Heading: Suggestive Line-up

Text: 5 An identification procedure that is unnecessarily suggestive and conducive to irreparable mistaken identification violates due process of law. Stoval v. Denno, 388 U.S. 293, 87 S.Ct. 1967, 18 L.Ed.2d 1199 (1967). A totality of the circumstances test was fixed as the standard for deciding such contentions. 388 U.S. at 302, 87 S.Ct. 1967. In Foster v. California, 394 U.S. 440, 89 S.Ct. 1127, 22 L.Ed.2d 402 (1969), the Court held that a line-up is unduly suggestive when it is virtually inevitable that the witness will select the individual whom the police have singled out. This rule, unlike the exclusionary rule of the Fourth Amendment, is aimed not at deterring unfair police practices but at the reliability vel non of the truth-finding process.
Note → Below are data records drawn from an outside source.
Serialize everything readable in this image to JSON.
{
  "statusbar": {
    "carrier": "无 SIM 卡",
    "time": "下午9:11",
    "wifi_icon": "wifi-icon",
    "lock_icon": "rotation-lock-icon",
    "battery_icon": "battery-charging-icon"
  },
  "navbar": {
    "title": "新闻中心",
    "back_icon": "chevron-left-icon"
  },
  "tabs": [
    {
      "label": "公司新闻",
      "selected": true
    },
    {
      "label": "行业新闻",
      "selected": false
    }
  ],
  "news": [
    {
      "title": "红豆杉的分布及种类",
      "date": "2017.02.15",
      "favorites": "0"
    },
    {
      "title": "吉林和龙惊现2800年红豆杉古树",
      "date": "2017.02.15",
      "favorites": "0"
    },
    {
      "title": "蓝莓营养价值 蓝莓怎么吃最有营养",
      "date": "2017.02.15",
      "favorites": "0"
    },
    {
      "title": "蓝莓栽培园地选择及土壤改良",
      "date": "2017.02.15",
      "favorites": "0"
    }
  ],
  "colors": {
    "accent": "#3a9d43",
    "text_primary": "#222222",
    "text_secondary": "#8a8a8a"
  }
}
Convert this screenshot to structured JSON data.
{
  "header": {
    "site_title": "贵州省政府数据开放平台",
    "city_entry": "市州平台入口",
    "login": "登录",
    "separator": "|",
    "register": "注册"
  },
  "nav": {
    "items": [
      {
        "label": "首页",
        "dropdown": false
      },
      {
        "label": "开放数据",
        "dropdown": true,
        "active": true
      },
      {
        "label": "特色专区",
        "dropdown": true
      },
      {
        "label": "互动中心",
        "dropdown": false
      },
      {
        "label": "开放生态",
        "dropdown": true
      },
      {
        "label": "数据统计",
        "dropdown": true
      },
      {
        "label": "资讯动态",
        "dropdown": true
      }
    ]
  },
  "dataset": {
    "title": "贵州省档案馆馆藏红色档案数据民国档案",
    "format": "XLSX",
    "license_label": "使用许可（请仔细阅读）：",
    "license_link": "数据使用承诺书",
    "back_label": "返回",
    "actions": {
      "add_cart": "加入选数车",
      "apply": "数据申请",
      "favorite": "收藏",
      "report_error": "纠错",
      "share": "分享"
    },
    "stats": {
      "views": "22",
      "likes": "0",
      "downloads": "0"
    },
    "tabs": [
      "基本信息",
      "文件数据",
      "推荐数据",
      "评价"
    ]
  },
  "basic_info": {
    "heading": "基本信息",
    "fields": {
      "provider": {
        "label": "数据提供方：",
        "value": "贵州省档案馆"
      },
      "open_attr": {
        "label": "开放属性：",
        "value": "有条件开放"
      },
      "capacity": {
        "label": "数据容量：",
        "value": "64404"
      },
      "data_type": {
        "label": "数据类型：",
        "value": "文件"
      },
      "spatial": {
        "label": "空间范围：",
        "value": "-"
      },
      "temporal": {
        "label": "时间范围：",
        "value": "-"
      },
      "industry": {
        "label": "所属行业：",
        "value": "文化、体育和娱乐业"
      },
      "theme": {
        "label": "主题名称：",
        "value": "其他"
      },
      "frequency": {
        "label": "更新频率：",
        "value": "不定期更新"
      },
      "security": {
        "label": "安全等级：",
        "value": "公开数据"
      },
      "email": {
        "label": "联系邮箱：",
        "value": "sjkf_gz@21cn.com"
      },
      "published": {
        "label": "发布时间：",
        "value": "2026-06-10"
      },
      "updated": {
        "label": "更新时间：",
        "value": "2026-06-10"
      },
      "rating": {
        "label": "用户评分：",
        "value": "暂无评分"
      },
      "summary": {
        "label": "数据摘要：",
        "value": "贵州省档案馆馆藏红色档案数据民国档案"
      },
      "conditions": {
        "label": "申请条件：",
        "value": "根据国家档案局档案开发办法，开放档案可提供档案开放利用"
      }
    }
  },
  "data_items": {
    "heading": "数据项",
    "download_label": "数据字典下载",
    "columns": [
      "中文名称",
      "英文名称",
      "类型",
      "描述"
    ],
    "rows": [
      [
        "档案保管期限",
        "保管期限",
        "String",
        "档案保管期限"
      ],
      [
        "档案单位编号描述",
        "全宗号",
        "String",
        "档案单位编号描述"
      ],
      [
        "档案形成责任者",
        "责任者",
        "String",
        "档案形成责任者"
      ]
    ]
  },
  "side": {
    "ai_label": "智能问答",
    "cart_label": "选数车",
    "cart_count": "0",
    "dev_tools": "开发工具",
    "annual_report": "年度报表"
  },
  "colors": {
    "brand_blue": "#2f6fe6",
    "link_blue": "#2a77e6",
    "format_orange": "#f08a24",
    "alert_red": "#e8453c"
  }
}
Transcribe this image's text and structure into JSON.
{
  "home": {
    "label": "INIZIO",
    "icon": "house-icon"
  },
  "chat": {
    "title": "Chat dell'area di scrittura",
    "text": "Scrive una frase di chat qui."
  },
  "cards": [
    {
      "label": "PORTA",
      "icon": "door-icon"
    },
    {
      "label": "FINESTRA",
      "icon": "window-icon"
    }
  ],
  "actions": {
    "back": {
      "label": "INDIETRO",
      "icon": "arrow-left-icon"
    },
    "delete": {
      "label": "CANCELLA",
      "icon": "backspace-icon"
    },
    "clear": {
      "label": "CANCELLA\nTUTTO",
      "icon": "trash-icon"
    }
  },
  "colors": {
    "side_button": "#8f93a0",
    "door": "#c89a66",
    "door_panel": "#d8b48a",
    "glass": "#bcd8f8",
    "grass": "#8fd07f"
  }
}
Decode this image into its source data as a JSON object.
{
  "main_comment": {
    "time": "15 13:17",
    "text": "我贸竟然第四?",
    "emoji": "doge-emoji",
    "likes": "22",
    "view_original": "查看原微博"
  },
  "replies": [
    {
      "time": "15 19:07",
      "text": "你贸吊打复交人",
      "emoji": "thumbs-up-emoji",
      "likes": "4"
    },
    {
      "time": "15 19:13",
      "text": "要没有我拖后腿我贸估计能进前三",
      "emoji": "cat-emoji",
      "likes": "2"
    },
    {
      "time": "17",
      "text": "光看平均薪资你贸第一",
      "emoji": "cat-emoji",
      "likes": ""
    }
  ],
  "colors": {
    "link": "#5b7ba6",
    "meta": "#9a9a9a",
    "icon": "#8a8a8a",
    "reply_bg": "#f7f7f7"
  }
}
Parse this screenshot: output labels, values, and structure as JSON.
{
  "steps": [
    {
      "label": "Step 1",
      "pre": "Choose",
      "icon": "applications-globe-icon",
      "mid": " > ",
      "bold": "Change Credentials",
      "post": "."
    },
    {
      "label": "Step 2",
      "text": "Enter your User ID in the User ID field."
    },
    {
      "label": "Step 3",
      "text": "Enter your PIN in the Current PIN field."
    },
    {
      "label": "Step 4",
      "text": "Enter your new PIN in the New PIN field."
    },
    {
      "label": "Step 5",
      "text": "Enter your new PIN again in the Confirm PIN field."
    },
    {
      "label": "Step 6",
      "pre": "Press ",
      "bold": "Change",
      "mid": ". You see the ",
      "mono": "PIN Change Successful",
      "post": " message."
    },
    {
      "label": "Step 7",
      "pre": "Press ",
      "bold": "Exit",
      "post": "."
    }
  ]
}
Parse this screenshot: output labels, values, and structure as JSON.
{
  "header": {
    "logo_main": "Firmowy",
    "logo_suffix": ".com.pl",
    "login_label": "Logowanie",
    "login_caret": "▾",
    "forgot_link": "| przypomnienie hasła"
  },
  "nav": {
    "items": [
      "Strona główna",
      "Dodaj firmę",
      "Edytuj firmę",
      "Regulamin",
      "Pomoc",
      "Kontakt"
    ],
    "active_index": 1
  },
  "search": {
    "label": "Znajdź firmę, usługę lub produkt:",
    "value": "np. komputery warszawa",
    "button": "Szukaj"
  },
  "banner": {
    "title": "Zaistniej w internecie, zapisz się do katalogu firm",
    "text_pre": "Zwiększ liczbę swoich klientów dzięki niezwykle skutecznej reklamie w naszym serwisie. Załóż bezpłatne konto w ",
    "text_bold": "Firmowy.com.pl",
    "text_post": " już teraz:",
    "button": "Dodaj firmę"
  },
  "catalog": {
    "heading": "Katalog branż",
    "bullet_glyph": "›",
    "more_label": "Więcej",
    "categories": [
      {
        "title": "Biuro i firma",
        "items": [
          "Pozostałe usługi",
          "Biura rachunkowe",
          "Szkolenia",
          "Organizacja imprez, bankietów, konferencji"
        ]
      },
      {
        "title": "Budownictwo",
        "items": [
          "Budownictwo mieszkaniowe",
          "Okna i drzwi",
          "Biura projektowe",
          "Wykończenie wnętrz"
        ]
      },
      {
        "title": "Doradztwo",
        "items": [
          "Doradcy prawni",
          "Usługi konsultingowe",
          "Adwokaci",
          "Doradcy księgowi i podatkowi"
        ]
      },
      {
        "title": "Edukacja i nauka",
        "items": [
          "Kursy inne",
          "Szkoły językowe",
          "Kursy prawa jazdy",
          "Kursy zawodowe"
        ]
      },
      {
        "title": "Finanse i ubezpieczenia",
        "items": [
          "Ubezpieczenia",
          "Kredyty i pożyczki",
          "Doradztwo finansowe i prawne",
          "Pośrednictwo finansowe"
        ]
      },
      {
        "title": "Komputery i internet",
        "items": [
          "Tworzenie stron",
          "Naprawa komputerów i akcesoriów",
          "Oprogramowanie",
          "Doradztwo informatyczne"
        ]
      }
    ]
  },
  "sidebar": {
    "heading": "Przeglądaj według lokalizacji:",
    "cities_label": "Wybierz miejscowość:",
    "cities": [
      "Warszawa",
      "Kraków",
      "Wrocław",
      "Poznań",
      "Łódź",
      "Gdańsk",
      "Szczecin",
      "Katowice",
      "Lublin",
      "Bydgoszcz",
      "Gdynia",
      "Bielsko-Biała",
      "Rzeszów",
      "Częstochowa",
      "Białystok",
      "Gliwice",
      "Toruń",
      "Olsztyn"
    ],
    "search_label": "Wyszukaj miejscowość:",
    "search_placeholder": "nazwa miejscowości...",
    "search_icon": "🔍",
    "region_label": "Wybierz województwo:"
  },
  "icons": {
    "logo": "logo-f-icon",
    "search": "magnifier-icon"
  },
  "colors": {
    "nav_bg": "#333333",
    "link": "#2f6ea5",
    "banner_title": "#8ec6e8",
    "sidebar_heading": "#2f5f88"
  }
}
See 394 U.S. at 440, 89 S.Ct. 1127. As a general principle, it is for the jury, the factfinder in our criminal process, to weigh the reliability of evidence and the credibility of witnesses. Only when the eyewitness identification is unreliable because of suggestive line-up procedures should a court rule that the evidence is constitutionally inadmissible as a matter of law. Foster v. California, supra, at 442-443 n. 2, 89 S.Ct. 1127. The district court placed great weight on the fact that petitioner's contentions in regard to the suggestiveness of the line-up all related to appearance. The identifying witnesses, with the exception of Willie Johnson, identified each of the codefendants on the basis of his voice and not his personal appearance. Johnson, who did identify from appearance, testified that he had previously met White and had known Caver for years. Relying on this evidence, the district court concluded that the identification was not unreliable due to any suggestiveness in appearance. We agree. While the procedures used at this line-up are subject to criticism, we are convinced that no miscarriage of justice occurred in this case.